Clinton-era monuments weather court challenge


A federal court has ruled that former President Clinton did, in fact, have the authority to create national monuments in four Western states.

The Blue Ribbon Coalition, an off-road vehicle users group, and the Mountain States Legal Foundation had opposed the designation of six monuments in Arizona, Colorado, Oregon and Washington. National monument designation limits motorized use as well as logging, mining and energy development. In a lawsuit, the groups claimed Clinton exceeded his authority under the Antiquities Act of 1906, and that the law could only be used to protect cultural artifacts, not the lands themselves.

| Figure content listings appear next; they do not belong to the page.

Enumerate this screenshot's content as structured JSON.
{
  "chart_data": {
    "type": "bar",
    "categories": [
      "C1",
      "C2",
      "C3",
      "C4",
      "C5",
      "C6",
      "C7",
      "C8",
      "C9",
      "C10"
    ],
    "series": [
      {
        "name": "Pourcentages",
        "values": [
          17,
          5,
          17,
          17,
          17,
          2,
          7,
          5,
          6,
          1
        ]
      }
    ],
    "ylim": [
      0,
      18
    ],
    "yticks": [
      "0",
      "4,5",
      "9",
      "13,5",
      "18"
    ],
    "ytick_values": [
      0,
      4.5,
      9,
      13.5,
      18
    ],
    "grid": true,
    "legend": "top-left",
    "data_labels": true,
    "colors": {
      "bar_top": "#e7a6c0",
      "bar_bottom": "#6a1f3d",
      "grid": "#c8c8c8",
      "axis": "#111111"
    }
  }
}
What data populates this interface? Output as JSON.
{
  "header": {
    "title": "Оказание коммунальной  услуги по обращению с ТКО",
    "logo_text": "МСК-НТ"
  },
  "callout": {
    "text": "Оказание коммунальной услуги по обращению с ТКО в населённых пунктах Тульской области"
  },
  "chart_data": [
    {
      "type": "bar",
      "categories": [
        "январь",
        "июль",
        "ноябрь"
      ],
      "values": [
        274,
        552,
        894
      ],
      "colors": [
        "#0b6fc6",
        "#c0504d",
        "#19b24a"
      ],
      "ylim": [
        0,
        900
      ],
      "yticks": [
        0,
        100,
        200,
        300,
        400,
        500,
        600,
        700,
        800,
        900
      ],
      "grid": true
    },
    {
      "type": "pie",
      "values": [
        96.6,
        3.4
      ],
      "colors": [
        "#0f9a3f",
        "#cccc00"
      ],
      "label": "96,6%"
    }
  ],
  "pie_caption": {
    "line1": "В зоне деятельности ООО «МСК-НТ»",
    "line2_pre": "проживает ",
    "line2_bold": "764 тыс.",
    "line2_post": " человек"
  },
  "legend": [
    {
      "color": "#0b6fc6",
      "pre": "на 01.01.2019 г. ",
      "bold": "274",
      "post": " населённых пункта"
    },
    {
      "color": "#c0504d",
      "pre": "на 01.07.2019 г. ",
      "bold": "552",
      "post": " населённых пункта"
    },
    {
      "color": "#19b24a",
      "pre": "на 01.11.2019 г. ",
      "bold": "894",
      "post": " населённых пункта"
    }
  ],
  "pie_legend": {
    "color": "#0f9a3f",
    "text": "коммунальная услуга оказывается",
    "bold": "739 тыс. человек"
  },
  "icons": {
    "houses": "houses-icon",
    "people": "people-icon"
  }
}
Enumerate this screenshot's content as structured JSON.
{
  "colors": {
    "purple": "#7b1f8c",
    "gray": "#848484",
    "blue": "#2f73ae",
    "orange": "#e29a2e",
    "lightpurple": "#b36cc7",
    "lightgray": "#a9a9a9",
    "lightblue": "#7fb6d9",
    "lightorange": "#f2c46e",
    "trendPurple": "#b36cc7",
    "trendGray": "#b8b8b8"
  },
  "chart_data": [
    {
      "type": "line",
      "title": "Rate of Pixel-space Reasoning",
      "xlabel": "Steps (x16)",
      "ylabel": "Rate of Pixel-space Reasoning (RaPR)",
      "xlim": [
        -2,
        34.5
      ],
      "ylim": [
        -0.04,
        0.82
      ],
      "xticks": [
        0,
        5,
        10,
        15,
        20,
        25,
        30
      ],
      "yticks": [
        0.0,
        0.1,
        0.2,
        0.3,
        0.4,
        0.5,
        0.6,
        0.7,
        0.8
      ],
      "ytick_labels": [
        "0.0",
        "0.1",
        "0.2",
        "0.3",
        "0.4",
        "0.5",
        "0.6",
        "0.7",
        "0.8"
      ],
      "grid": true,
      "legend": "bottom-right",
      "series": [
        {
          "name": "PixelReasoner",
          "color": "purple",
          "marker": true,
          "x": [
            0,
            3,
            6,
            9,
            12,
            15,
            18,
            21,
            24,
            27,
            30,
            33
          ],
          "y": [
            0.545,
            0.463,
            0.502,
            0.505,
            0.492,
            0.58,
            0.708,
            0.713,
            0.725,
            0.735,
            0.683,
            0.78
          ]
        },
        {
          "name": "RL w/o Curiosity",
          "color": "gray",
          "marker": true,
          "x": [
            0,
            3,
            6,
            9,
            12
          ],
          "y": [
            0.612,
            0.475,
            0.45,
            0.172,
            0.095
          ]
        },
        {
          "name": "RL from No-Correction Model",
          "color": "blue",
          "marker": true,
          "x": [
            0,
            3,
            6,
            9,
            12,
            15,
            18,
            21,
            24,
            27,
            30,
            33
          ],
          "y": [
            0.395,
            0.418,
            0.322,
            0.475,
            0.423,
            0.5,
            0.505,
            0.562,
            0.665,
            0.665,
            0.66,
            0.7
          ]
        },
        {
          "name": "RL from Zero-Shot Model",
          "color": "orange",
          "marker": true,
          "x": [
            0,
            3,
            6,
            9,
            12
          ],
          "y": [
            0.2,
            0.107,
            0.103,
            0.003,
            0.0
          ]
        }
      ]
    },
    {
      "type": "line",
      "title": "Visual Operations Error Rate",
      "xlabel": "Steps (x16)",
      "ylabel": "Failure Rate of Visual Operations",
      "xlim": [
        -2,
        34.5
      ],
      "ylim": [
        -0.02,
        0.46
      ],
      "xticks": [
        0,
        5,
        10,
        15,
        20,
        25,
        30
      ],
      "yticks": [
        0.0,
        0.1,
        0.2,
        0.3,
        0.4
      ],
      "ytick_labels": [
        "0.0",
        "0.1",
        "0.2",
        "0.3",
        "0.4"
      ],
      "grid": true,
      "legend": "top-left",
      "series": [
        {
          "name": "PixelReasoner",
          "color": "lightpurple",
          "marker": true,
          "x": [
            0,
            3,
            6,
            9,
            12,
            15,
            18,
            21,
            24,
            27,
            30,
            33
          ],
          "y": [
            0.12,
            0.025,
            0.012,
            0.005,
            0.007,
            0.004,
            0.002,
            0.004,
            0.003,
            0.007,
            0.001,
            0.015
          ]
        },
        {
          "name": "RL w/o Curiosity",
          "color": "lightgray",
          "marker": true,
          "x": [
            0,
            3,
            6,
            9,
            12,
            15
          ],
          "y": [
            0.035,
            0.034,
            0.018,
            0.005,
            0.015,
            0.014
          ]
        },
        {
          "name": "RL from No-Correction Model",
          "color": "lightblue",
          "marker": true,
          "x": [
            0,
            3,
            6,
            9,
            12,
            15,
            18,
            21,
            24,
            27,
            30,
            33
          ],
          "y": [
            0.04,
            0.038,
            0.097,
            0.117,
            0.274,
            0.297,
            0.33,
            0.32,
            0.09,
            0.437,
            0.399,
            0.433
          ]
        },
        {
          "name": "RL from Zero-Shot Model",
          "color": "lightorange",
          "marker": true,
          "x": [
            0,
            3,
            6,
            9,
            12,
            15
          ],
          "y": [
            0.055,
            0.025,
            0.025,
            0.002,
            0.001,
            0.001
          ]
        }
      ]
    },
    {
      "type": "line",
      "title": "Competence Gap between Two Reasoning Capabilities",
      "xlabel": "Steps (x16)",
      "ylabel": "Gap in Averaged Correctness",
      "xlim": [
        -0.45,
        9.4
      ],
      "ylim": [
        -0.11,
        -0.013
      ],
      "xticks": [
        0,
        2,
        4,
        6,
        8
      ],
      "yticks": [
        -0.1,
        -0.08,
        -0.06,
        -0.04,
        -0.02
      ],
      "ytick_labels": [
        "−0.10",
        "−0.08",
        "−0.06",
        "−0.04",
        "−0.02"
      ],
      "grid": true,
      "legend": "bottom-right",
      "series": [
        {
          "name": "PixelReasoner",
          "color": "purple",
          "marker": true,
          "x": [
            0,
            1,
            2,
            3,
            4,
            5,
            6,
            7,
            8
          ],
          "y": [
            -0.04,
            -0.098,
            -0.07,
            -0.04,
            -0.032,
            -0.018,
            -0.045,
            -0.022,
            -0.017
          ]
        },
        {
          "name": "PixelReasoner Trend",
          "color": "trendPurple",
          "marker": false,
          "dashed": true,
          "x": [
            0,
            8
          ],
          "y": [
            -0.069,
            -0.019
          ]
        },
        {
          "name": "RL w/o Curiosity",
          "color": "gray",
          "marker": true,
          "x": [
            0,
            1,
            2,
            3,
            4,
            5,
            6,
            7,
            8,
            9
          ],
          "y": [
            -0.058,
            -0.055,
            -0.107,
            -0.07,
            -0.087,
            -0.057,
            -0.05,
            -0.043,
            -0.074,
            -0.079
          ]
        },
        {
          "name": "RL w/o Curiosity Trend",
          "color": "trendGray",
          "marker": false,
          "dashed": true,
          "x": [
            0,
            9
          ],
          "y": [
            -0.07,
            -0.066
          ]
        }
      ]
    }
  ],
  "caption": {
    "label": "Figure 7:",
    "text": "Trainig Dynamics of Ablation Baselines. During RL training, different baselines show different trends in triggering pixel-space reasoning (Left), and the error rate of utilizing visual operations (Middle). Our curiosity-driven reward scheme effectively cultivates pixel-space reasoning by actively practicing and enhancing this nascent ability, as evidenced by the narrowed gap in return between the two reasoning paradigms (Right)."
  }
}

Interior Secretary Gale Norton is former lead attorney at Mountain States, and the Bush administration has threatened to dismantle and weaken monuments (HCN, 4/23/01: Monuments caught in the crosshairs). Concerned that the government would not defend the designations, environmental groups intervened in the suit.

Environmentalists' fears were confirmed when, in its defense of the case, the Bush administration argued that the courts have no power to review national monument designations - a claim that would have allowed the president to shrink or do away with the national monuments without any judicial review. "(The government) was trying to hit a home run against the Antiquities Act," says Jim Angell, an Earthjustice attorney.

On October 18, the U.S. Court of Appeals in Washington, D.C., dismissed the challenge, declaring, "At no point has Mountain States presented factual allegations that would occasion further review of the president's actions."